Being Hongkies is good because..
1. We are Hongkies and not Chinese.
2. We can talk and shout and nobody gives a damn.
3. Jackie Chan is our icon.
4. We can live in a 5' x 5' cubicle and call it luxury apartment. We even
need to pay $10,000 a month for this cubicle.
5. Our children can speak Cantonese at a young age.
6. We get to blame everything on Feng Shui or Tung Chee Hwa or the mainland
communists.
7. Gambling is more interesting than sex. Macau is the place to for thrills!
8. We produce a lot of Miss Hong Kong to the enjoyment of the rich and
famous.
We love being Singaporean because..
1. We are not Malaysians.
2. Everyone (especially the Malaysian) hates us, except ourselves.
3. Famous for Orchard Road and we love Geylang. Geylang is the place to go for thrills!
4. We have our own island.
5. We will never ever have yucky chewing gum stuck under our shoes.
6. We know how to enjoy our vacation in Malaysia - keep a few RM50 notes
before you enter the highway: You can throw anything, anytime, anywhere and always wash our cars at the resort.
7. We can speed up to 180 kilometers per hour and not ending up with a summon as long as we have RM50 with us to spare.
8. The men are always concerned, first question to ask a girl "Do you have CPF?"
9. Never fear of getting lost in our country - S$20 taxi ride will get you into the sea. Hahaha!
10. We'll never have to worry about finding Mr or Ms right because the government will find one for us.
11. 1 Singapore dollar = 2.5 Ringgit... nyek nyek nyek.
12. It's OK to be Kiasu. It's part of our culture.
Top reasons for being Indonesian are as follow
1. We are not Australian.
2. We live in the biggest country in South East Asia .
3. No pirates in Indonesia water if you exclude the Navy and Coast guards.
4. Everything is cheap, even our salaries...
5. We can blame everything to Suharto or BJ Habibie or Gus Dur or Megawati, who's next?
6. Only in Indonesia you can get involved in real demonstrations daily for different causes and see no results.
7. Our Rupiah is like a Yo Yo, it can go up and down just because IMF says so.
8. We burn everything and nobody gives a damn.

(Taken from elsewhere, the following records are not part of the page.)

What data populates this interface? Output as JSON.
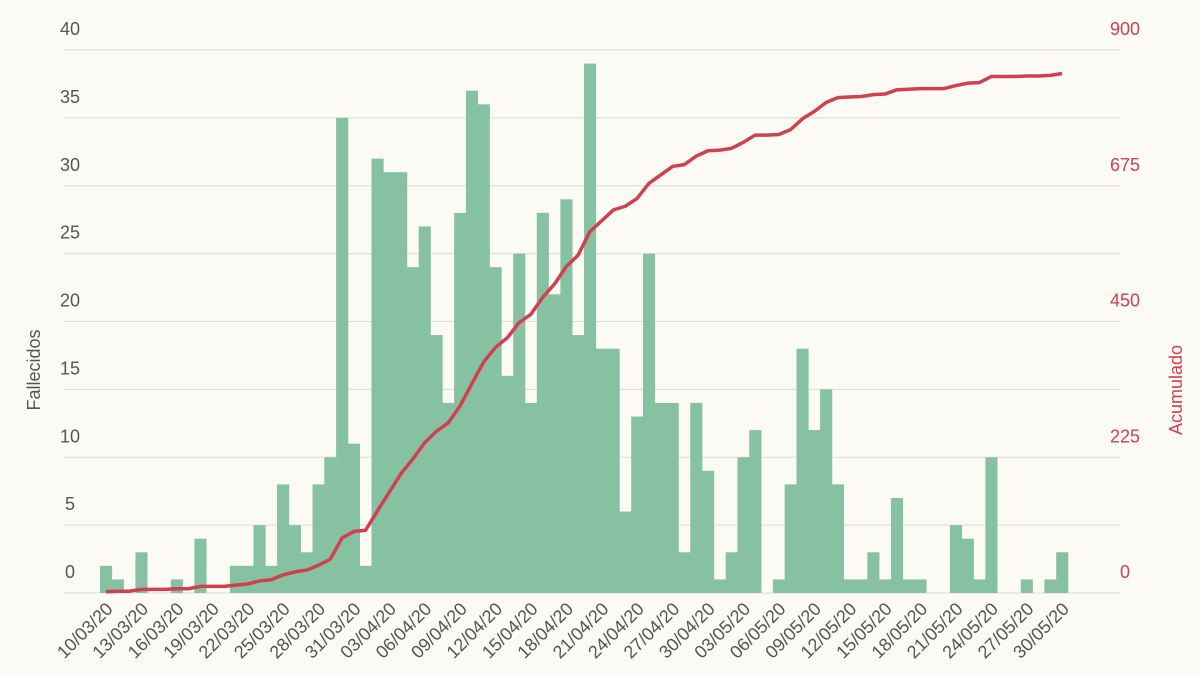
{
  "chart_data": {
    "type": "bar_line",
    "categories": [
      "10/03/20",
      null,
      null,
      "13/03/20",
      null,
      null,
      "16/03/20",
      null,
      null,
      "19/03/20",
      null,
      null,
      "22/03/20",
      null,
      null,
      "25/03/20",
      null,
      null,
      "28/03/20",
      null,
      null,
      "31/03/20",
      null,
      null,
      "03/04/20",
      null,
      null,
      "06/04/20",
      null,
      null,
      "09/04/20",
      null,
      null,
      "12/04/20",
      null,
      null,
      "15/04/20",
      null,
      null,
      "18/04/20",
      null,
      null,
      "21/04/20",
      null,
      null,
      "24/04/20",
      null,
      null,
      "27/04/20",
      null,
      null,
      "30/04/20",
      null,
      null,
      "03/05/20",
      null,
      null,
      "06/05/20",
      null,
      null,
      "09/05/20",
      null,
      null,
      "12/05/20",
      null,
      null,
      "15/05/20",
      null,
      null,
      "18/05/20",
      null,
      null,
      "21/05/20",
      null,
      null,
      "24/05/20",
      null,
      null,
      "27/05/20",
      null,
      null,
      "30/05/20"
    ],
    "series": [
      {
        "name": "Fallecidos",
        "type": "bar",
        "color": "#86c1a2",
        "values": [
          2,
          1,
          0,
          3,
          0,
          0,
          1,
          0,
          4,
          0,
          0,
          2,
          2,
          5,
          2,
          8,
          5,
          3,
          8,
          10,
          35,
          11,
          2,
          32,
          31,
          31,
          24,
          27,
          19,
          14,
          28,
          37,
          36,
          24,
          16,
          25,
          14,
          28,
          22,
          29,
          19,
          39,
          18,
          18,
          6,
          13,
          25,
          14,
          14,
          3,
          14,
          9,
          1,
          3,
          10,
          12,
          0,
          1,
          8,
          18,
          12,
          15,
          8,
          1,
          1,
          3,
          1,
          7,
          1,
          1,
          0,
          0,
          5,
          4,
          1,
          10,
          0,
          0,
          1,
          0,
          1,
          3
        ]
      },
      {
        "name": "Acumulado",
        "type": "line",
        "axis": "y2",
        "color": "#d0404f",
        "values": [
          2,
          3,
          3,
          6,
          6,
          6,
          7,
          7,
          11,
          11,
          11,
          13,
          15,
          20,
          22,
          30,
          35,
          38,
          46,
          56,
          91,
          102,
          104,
          136,
          167,
          198,
          222,
          249,
          268,
          282,
          310,
          347,
          383,
          407,
          423,
          448,
          462,
          490,
          512,
          541,
          560,
          599,
          617,
          635,
          641,
          654,
          679,
          693,
          707,
          710,
          724,
          733,
          734,
          737,
          747,
          759,
          759,
          760,
          768,
          786,
          798,
          813,
          821,
          822,
          823,
          826,
          827,
          834,
          835,
          836,
          836,
          836,
          841,
          845,
          846,
          856,
          856,
          856,
          857,
          857,
          858,
          861
        ]
      }
    ],
    "ylabel": "Fallecidos",
    "y2label": "Acumulado",
    "ylim": [
      0,
      40
    ],
    "yticks": [
      0,
      5,
      10,
      15,
      20,
      25,
      30,
      35,
      40
    ],
    "y2lim": [
      0,
      900
    ],
    "y2ticks": [
      0,
      225,
      450,
      675,
      900
    ],
    "grid": true
  }
}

We cause haze all over the
South East Asia and nobody can do a thing... nyek nyek nyek.
9. We don't need fire fighters as our neighbours will provide...
Being a Malaysian is the best because
1. World tallest twin towers, Best F1 circuit, largest roti canai, most
expensive toll rates, ...because Malaysia Boleh!
2. We can be driving, picking our nose, cursing another driver, talking on the handphone, adjusting the radio and bribing the traffic police at the same time.
3. We divorce by sending SMS.
4. Traffic summon can be settled on the spot with the traffic police.
5. We have Teh Tarik & Roti Canai on the Russian space ship.
6. We can save a lot of electricity b'coz our TV shows are so crappy.
7. We can blame everything on the haze or George Soros or government or opposition parties
8. Resourceful City Council, one person to drive the van, one to carry the ladder, one to change a street's bulb and three others watching.
9. We make 2 lane trunk roads into 3 lane highway and back to 2 lane when police are sighted
10. There's always something for the JKR to do. They dig, resurface the road, dig and resurface.
11. All main roads are designated highway because it gives Velooo a reason to collect toll.
12. Our government can never be wrong.
13. Our badminton players can only win on home grounds because we are kampung champions.
14. We have more water than Singapore ... nyek nyek nyek.